We can see the results of the first 20 tosses by using the head (as in “beginning”, nothing to do with coin tosses) function on our coin vector.

So, our question is, what is the longest run of heads, and longest run of tails?
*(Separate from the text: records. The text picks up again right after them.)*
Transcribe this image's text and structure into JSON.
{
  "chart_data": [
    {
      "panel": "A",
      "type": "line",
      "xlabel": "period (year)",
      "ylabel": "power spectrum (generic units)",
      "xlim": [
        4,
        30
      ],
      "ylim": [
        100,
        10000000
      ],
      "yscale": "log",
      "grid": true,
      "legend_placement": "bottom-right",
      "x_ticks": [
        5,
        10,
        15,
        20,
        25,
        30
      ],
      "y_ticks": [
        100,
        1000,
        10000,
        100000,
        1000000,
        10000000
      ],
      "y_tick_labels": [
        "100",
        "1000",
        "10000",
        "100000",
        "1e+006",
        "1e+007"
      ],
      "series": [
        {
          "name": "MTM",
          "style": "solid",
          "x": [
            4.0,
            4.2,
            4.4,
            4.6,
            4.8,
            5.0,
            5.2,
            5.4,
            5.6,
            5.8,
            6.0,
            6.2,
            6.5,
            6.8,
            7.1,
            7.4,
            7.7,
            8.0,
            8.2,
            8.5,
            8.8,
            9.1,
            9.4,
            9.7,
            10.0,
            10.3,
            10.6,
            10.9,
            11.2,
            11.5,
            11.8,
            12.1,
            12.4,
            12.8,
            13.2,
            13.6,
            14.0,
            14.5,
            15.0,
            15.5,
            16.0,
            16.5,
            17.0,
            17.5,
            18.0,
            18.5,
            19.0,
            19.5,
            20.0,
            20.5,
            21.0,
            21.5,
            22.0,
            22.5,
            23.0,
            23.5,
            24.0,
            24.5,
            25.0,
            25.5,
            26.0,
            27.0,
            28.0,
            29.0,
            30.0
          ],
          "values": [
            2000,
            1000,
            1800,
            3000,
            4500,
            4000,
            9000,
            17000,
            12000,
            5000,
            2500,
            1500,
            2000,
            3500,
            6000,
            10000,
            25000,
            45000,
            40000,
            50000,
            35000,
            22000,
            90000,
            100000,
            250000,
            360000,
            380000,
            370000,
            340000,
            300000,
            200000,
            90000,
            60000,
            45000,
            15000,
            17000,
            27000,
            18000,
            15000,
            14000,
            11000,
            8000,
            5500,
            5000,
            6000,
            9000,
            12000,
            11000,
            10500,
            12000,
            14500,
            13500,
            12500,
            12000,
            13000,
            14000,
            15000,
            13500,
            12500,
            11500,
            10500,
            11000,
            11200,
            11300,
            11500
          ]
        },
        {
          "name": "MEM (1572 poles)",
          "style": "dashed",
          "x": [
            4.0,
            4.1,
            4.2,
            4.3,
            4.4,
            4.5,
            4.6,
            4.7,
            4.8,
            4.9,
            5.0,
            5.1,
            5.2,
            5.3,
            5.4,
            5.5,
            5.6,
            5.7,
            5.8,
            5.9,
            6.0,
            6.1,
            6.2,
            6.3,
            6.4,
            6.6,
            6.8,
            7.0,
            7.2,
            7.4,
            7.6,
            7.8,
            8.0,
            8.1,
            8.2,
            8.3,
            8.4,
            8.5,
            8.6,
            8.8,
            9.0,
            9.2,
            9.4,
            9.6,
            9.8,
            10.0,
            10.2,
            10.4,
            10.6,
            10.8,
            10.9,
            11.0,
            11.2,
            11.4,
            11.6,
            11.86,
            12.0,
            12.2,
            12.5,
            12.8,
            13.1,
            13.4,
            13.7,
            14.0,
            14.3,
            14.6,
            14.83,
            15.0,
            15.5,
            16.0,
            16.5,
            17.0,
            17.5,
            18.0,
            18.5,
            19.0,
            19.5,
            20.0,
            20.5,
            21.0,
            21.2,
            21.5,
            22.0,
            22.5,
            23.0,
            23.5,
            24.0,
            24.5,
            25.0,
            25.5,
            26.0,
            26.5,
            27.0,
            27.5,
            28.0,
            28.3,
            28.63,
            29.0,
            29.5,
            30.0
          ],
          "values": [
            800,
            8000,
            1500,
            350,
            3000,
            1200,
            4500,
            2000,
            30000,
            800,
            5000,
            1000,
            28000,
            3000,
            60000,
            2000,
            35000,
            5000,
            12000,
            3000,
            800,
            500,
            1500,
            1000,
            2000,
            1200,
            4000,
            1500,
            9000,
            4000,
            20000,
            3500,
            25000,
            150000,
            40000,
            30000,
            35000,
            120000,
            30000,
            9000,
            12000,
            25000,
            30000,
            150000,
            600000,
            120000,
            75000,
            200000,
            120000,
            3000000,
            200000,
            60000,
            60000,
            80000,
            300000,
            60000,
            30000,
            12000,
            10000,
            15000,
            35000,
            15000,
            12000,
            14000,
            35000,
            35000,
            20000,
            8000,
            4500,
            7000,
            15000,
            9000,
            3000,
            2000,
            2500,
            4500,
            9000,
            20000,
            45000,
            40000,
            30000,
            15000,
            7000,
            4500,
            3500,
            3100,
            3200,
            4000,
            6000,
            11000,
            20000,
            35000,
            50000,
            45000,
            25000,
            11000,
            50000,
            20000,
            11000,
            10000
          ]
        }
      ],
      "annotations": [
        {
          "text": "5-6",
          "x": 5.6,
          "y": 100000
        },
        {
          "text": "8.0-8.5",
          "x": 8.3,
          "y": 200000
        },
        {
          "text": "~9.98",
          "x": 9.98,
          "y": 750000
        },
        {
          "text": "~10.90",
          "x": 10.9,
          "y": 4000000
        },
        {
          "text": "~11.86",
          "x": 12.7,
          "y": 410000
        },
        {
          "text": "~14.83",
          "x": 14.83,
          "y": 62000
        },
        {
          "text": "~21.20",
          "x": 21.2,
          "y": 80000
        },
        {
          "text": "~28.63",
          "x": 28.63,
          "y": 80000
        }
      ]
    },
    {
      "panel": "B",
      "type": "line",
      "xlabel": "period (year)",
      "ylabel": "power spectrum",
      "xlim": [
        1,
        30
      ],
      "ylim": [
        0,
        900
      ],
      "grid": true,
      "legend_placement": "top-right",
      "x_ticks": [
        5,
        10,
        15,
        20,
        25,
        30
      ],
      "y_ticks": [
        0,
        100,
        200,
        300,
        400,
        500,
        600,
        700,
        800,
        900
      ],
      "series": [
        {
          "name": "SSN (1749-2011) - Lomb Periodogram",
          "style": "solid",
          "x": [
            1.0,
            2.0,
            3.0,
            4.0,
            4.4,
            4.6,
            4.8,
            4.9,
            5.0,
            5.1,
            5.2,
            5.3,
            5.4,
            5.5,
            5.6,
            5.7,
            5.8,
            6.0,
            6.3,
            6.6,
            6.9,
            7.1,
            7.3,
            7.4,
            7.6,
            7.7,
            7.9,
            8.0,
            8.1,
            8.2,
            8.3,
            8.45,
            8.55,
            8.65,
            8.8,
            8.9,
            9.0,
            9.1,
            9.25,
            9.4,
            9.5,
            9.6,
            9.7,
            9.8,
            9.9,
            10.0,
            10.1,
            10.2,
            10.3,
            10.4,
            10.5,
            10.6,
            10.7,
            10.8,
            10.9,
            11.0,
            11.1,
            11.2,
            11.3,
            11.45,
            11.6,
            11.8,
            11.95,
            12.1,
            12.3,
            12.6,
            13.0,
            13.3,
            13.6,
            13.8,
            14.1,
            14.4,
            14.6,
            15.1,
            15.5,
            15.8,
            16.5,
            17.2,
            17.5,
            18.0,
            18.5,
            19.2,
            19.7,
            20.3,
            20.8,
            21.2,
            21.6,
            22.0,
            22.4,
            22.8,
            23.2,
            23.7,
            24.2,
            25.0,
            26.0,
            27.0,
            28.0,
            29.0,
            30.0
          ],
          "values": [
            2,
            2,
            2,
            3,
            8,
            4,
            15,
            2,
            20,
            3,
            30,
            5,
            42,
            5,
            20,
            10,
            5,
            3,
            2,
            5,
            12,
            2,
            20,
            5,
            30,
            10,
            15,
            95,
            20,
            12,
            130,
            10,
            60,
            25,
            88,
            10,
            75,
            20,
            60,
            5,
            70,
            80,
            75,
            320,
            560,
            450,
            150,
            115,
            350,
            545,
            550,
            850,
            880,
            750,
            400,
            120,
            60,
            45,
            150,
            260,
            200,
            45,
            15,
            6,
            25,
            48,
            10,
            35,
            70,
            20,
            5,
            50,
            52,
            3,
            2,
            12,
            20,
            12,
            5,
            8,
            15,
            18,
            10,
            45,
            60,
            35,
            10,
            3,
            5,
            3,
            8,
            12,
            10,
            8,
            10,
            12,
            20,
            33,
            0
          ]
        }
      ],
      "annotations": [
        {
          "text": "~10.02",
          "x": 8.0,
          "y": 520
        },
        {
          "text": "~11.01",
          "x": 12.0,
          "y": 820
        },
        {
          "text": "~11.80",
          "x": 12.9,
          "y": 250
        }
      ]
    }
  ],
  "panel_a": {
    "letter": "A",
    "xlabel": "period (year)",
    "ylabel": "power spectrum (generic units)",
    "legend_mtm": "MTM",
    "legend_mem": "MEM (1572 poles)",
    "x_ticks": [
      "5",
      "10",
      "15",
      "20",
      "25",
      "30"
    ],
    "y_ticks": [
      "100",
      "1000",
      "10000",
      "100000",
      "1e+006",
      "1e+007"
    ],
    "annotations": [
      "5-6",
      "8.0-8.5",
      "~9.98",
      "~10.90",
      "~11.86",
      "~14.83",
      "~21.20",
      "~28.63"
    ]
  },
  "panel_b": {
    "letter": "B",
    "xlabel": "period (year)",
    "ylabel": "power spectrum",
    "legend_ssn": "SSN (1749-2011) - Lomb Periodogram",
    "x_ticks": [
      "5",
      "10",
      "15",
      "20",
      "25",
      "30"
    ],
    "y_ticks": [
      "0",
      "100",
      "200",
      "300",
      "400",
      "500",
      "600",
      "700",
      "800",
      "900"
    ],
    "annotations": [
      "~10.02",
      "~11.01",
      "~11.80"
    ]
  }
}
First, what does the output of the rle function look like?


> ## use the rle function on our SMALL EXAMPLE above
> ## note results MATCH what I described above... 
> rle(c("H", "T", "T", "H", "H", "H", "H", "H", "T", "H"))
Run Length Encoding
  lengths: int [1:5] 1 2 5 1 1
  values : chr [1:5] "H" "T" "H" "T" "H" 
> ## use the rle function on our SIMULATED data
> coin.rle <- rle(coin)
> ## what is the structure of the returned result? 
> str(coin.rle)
List of 2
 $ lengths: int [1:500] 1 1 3 1 1 1 2 1 1 1 ...
 $ values : chr [1:500] "T" "H" "T" "H" ...
 - attr(*, "class")= chr "rle" 
> ## sort the data, this shows the longest run of
> ## ANY type (heads OR tails)
> sort(coin.rle$lengths, decreasing = TRUE)
  [1] 9 8 7 7 7 7 7 6 6 6 6 6 6 6 6 5 5 5 5 5 5 5 5 5 5 5 5
 [28] 5 5 5 5 5 5 5 5 5 4 4 4 4 4 4 4 4 4 4 4 4 4 4 4 4 4 4
 [55] 4 4 4 4 4 4 4 3 3 3 3 3 3 3 3 3 3 3 3 3 3 3 3 3 3 3 3
 [82] 3 3 3 3 3 3 3 3 3 3 3 3 3 3 3 3 3 3 3 3 3 3 3 3 3 3 3
[109] 3 3 3 3 3 3 3 3 3 3 3 3 3 3 3 3 3 3 3 3 2 2 2 2 2 2 2
[136] 2 2 2 2 2 2 2 2 2 2 2 2 2 2 2 2 2 2 2 2 2 2 2 2 2 2 2
[163] 2 2 2 2 2 2 2 2 2 2 2 2 2 2 2 2 2 2 2 2 2 2 2 2 2 2 2
[190] 2 2 2 2 2 2 2 2 2 2 2 2 2 2 2 2 2 2 2 2 2 2 2 2 2 2 2
[217] 2 2 2 2 2 2 2 2 2 2 2 2 2 2 2 2 2 2 2 2 2 2 2 2 2 2 2
[244] 2 2 2 2 2 2 2 1 1 1 1 1 1 1 1 1 1 1 1 1 1 1 1 1 1 1 1
[271] 1 1 1 1 1 1 1 1 1 1 1 1 1 1 1 1 1 1 1 1 1 1 1 1 1 1 1
[298] 1 1 1 1 1 1 1 1 1 1 1 1 1 1 1 1 1 1 1 1 1 1 1 1 1 1 1
[325] 1 1 1 1 1 1 1 1 1 1 1 1 1 1 1 1 1 1 1 1 1 1 1 1 1 1 1
[352] 1 1 1 1 1 1 1 1 1 1 1 1 1 1 1 1 1 1 1 1 1 1 1 1 1 1 1
[379] 1 1 1 1 1 1 1 1 1 1 1 1 1 1 1 1 1 1 1 1 1 1 1 1 1 1 1
[406] 1 1 1 1 1 1 1 1 1 1 1 1 1 1 1 1 1 1 1 1 1 1 1 1 1 1 1
[433] 1 1 1 1 1 1 1 1 1 1 1 1 1 1 1 1 1 1 1 1 1 1 1 1 1 1 1
[460] 1 1 1 1 1 1 1 1 1 1 1 1 1 1 1 1 1 1 1 1 1 1 1 1 1 1 1
[487] 1 1 1 1 1 1 1 1 1 1 1 1 1 1 
> ## use the tapply function to break up
> ## into 2 groups, and then find the maximum
> ## within each group
> 
> tapply(coin.rle$lengths, coin.rle$values, max)
H T 
9 8  

So in this case the longest run of heads is 9 and the longest run of tails is 8. The tapply function was discussed in a previous R Function of the Day article.

Summary of rle

The rle function performs run length encoding. Although it is not used terribly often when programming in R, there are certain situations, such as time series and longitudinal data analysis, where knowing how it works can save a lot of time and give you insight into your data.